How to Gain Operational Excellence Safely and Securely

Third phase: Converged security and depth

The final stage is to coordinate security policy across the boundaries between IT and OT. With the long-term goal being to optimize processes, that means a greater flow of data upward. To achieve that and other major use cases, we will need to build strong foundations and reduce the fiefdoms of security policy.

Finally, there is the very challenging problem of ensuring that outside vendors have access to only the right piece of equipment—and only when actually necessary. Whether outside techs are reaching in from afar, or walking into the plant and plugging their laptops in, you need to be able to control what they have access to.

Our end-to-end security story helps address the complex challenge of external vendor access.

Converged Security Diagram

When a vendor needs access to your network, the journey goes through Internet/cloud, Corporate IT, the control layer, and things

Next Generation Firewall (NGFW) provides access using AnyConnect client

Identity Services Engine (ISE) authenticates remote vendor against an Active Directory

ISE assigns a Security Group Tag (SGT) based on authorization policy

NGFW sees and reports the actions of the vendor

The reliance on partners to help maintain your operations represents a complex security challenge. You need their help, but they do represent a potential threat to your operation’s security.

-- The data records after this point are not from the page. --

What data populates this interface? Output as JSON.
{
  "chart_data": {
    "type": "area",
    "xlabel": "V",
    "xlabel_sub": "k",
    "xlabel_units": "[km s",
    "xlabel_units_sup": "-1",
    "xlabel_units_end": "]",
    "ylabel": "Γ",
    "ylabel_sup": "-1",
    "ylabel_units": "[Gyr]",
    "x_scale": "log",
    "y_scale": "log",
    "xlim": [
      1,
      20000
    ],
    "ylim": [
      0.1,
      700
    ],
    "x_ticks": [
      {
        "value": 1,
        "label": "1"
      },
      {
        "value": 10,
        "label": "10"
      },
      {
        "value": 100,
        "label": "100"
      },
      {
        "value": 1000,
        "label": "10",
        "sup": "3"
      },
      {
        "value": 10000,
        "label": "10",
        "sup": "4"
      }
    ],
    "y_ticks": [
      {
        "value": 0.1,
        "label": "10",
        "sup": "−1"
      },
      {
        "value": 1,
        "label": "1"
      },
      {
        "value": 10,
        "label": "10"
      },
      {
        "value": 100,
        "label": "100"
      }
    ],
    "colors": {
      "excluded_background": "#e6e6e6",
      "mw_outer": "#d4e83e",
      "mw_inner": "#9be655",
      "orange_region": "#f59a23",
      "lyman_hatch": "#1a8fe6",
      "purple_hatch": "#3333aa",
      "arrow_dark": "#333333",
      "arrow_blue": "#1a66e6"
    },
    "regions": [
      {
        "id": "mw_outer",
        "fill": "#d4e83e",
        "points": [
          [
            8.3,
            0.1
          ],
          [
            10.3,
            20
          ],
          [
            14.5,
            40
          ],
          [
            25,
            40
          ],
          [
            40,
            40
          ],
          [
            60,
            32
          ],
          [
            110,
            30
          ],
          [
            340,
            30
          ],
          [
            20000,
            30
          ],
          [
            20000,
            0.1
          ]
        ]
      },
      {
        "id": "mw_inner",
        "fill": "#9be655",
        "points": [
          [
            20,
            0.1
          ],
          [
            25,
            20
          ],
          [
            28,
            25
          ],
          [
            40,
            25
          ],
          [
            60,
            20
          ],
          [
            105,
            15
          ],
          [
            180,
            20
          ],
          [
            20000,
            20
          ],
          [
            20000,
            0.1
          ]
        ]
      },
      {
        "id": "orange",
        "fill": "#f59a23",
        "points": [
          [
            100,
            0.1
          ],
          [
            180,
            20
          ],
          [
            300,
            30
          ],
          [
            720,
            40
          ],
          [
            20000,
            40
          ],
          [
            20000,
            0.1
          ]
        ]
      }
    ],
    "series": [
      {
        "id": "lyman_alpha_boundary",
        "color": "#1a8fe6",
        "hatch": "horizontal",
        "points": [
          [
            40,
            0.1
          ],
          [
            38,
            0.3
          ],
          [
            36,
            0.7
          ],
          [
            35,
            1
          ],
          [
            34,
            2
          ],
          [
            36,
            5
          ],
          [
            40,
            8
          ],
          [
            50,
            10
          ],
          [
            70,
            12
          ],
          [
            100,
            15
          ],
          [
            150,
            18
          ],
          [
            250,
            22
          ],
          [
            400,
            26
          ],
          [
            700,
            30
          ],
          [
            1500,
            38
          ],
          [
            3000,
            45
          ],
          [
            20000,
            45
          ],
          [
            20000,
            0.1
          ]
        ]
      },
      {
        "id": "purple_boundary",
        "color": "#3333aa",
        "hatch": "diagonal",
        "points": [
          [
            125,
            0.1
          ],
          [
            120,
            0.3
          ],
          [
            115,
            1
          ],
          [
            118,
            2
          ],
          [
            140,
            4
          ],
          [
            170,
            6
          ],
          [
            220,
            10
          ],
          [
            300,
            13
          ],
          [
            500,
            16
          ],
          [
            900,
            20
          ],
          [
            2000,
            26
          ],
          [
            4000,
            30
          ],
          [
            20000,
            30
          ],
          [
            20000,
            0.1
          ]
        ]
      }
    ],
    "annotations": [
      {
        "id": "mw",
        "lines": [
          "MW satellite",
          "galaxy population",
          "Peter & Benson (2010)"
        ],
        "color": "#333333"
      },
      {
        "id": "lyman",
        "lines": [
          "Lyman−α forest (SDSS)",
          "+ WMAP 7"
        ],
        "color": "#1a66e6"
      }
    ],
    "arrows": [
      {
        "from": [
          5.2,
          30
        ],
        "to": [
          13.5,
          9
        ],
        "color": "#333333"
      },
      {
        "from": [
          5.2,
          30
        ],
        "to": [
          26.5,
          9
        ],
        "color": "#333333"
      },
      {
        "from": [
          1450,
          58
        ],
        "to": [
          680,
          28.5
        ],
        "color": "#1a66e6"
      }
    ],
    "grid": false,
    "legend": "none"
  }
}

There are a lot of questions at play. How can we know the security state of the partner’s equipment when they dial in? How do we dynamically establish a path across our business network all the way to the only piece of equipment they need to touch? And if we are dealing with a robot or dangerous device in proximity to humans, then we have to be able to provide a “line of sight” for the remote tech to know what is happening.

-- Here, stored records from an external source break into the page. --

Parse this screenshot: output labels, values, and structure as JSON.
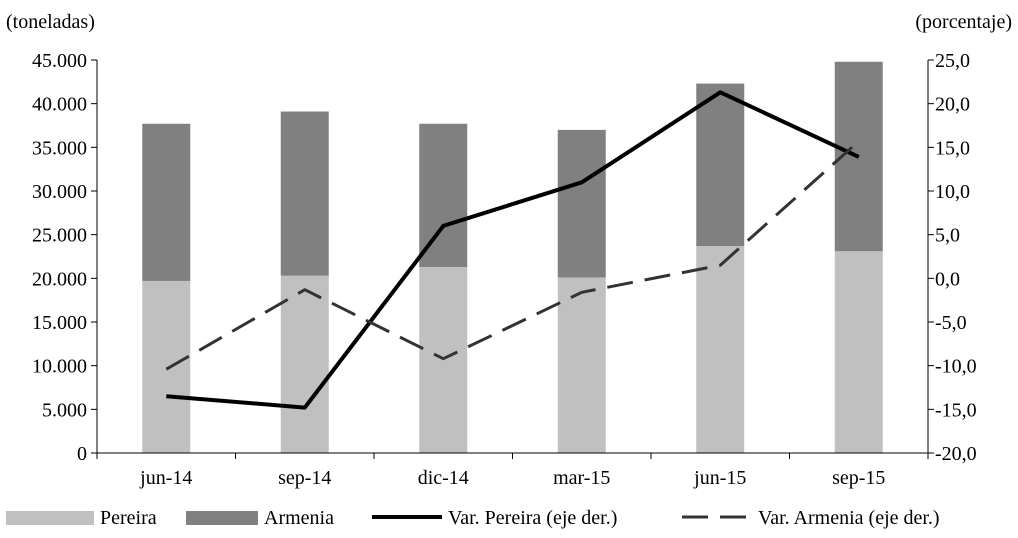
{
  "chart_data": {
    "type": "bar",
    "stacked": true,
    "categories": [
      "jun-14",
      "sep-14",
      "dic-14",
      "mar-15",
      "jun-15",
      "sep-15"
    ],
    "left_axis": {
      "label": "(toneladas)",
      "ylim": [
        0,
        45000
      ],
      "ticks": [
        0,
        5000,
        10000,
        15000,
        20000,
        25000,
        30000,
        35000,
        40000,
        45000
      ],
      "tick_labels": [
        "0",
        "5.000",
        "10.000",
        "15.000",
        "20.000",
        "25.000",
        "30.000",
        "35.000",
        "40.000",
        "45.000"
      ]
    },
    "right_axis": {
      "label": "(porcentaje)",
      "ylim": [
        -20,
        25
      ],
      "ticks": [
        -20,
        -15,
        -10,
        -5,
        0,
        5,
        10,
        15,
        20,
        25
      ],
      "tick_labels": [
        "-20,0",
        "-15,0",
        "-10,0",
        "-5,0",
        "0,0",
        "5,0",
        "10,0",
        "15,0",
        "20,0",
        "25,0"
      ]
    },
    "series": [
      {
        "name": "Pereira",
        "type": "bar",
        "axis": "left",
        "color": "#c0c0c0",
        "values": [
          19700,
          20300,
          21300,
          20100,
          23700,
          23100
        ]
      },
      {
        "name": "Armenia",
        "type": "bar",
        "axis": "left",
        "color": "#808080",
        "values": [
          18000,
          18800,
          16400,
          16900,
          18600,
          21700
        ]
      },
      {
        "name": "Var. Pereira (eje der.)",
        "type": "line",
        "axis": "right",
        "color": "#000000",
        "dash": "solid",
        "values": [
          -13.5,
          -14.8,
          6.0,
          11.0,
          21.3,
          13.9
        ]
      },
      {
        "name": "Var. Armenia (eje der.)",
        "type": "line",
        "axis": "right",
        "color": "#333333",
        "dash": "dashed",
        "values": [
          -10.4,
          -1.3,
          -9.2,
          -1.6,
          1.5,
          15.7
        ]
      }
    ],
    "grid": false,
    "legend_position": "bottom"
  }
}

Naturally we are crossing multiple organizational boundaries. Just within your own company how do you coordinate access across those boundaries? Then there is the question of what is that technician doing with that equipment? Is there any means to know or control that only the actions that were agreed to are going to happen? Could you do anything if it is not?

Finally—how do you control the vendor’s security state, access, and actions when they walk onto the plant floor? With an end-to-end solution like Cisco’s, you have a chance. And when you progress through your security evolution, you can work from a proper base to make these things happen.